My impending journey, on the other hand.....I suspect this trip is very much about "Work."
Starting on a clearly superficial level, let's examine the energy it is bound to take just to be in India for 102 days without a time-out. I'm a person that is used to my alone time. I need it. When I was in high school I used to ask my mom to go to the movies sometimes just so I could have the house to myself. All I would do is watch tv, or read a book, but somehow just having one other person in a seven room house felt like too much of an invasion of my personal space. I get sensorially overwhelmed in Fred Meyer if I haven't had the perfect amount of beauty rest. I sleep with ear-plugs, a noise machine, a fan for more white noise, and a pillow over my ears and that while I live on an incredibly quiet street with house-mates that tend to be asleep before me insuring there will be little banging around to wake me up. And now I am getting ready to go to one of the most over-populated countries in the world. It's chock-a-block full of people. Filled to the gills. And all those people make sound, fill the streets and, soon, the edges of my personal space. And I don't think Fred Meyer has anything on the sights, sounds, smells that are going to flood my senses in a constant stream once my plane touches down in Mumbai.
For the last month or so, I've been thinking of that quote above...."No one realizes how beautiful it is to travel until he comes home and rests his head on his old, familiar pillow"...especially when I wake up, my head cradled by 7 insanely well worn down pillows, on a pillow-top bed, feeling like a princess. Every picture of every hotel bed in India that I can afford looks only slightly more luxurious than a straw mat. Ok, I'm exaggerating. But they tend to be very thin mattresses with one very anemic looking pillow.
I miss my bed already.
But whenever I start to grieve for the soon to be separation from my bed, my thinking expands to a slightly less superficial realm. I begin imagining all those souls I will encounter who have no pillows, no beds, no walls to shut the world out when they sleep, eat, go to the bathroom. My mind wonders how in the world I will process (sensory overload aside) the devastating poverty, sickness, filth, and desperation that I've been told to expect.

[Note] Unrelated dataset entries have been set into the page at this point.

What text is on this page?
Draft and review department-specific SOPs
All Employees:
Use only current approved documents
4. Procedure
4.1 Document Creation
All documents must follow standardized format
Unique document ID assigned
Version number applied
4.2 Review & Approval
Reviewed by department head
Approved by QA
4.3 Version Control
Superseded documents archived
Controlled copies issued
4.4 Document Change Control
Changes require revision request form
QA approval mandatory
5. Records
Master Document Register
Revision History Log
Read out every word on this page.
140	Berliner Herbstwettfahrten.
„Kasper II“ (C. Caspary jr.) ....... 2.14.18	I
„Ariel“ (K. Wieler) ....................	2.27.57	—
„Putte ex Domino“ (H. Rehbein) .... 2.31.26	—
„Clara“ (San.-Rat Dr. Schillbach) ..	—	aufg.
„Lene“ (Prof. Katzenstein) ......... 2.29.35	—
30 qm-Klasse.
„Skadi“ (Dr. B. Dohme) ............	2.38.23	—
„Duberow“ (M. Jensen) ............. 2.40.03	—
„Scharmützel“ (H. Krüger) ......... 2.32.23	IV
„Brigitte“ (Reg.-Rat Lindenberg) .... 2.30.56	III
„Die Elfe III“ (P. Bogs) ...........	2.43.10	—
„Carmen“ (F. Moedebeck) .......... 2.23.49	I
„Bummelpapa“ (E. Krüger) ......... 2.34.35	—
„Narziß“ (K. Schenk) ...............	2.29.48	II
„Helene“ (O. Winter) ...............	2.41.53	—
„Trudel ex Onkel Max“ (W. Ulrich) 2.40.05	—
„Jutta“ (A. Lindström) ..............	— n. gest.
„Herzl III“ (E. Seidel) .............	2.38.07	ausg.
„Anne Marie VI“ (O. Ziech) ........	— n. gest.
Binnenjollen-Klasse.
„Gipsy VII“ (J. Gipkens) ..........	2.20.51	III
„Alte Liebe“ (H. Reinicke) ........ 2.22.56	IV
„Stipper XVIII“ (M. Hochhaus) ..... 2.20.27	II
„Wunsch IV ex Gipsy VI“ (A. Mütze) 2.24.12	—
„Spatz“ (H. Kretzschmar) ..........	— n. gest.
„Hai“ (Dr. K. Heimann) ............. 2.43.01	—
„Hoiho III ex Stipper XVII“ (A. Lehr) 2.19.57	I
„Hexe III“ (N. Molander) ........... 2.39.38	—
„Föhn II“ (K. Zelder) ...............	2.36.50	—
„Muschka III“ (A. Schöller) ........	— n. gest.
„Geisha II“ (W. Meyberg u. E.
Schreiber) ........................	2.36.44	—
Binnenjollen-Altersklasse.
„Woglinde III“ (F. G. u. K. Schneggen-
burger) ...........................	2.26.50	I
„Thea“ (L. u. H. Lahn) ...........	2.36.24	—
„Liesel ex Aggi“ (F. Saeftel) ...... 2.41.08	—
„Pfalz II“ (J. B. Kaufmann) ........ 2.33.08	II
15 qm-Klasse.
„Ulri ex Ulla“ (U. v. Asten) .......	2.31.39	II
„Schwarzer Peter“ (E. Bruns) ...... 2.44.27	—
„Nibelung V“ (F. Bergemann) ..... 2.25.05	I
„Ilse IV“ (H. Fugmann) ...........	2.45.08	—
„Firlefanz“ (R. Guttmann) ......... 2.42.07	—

My friend Jane related a quote from a teacher of hers who said something like, "India will either make you insane or crack your heart wide-open." I believe it. And I believe that any place that has that power will take a great deal of energetic work to navigate it without going crazy. And it will take a great deal of courage to let India into my psyche, to let my heart crack wide-open.
I guess what I'm going to be "doing" in India is learning how let go of what I think I need in order to be comfortable, challenging myself to see India as it is (thanks Zach) without going crazy, making peace with the mosquitoes and the constant stimulation and the massively challenging socio economic disparity, not just between how I live and so many people live in India, but between how so many Indians live in relative opulence while millions of their countrymen live, sanctioned by the caste system, hand to mouth in filth I cannot imagine. I will be working to understand a culture that is so vastly different than my own without trying to impose my needs and beliefs and worries and sensitivities onto a people that are pretty ensconced in their own needs, beliefs, worries and sensitivities.
In the midst of all of this I will get to see some pretty cool things, hopefully I'll ride an elephant, take some pretty pictures, and do all those things that tourists do for "fun". But I need to make it clear that this trip feels like a job to me. A job assigned to me by my soul. A job that will be hard, challenging, exhausting and, hopefully, very very rewarding.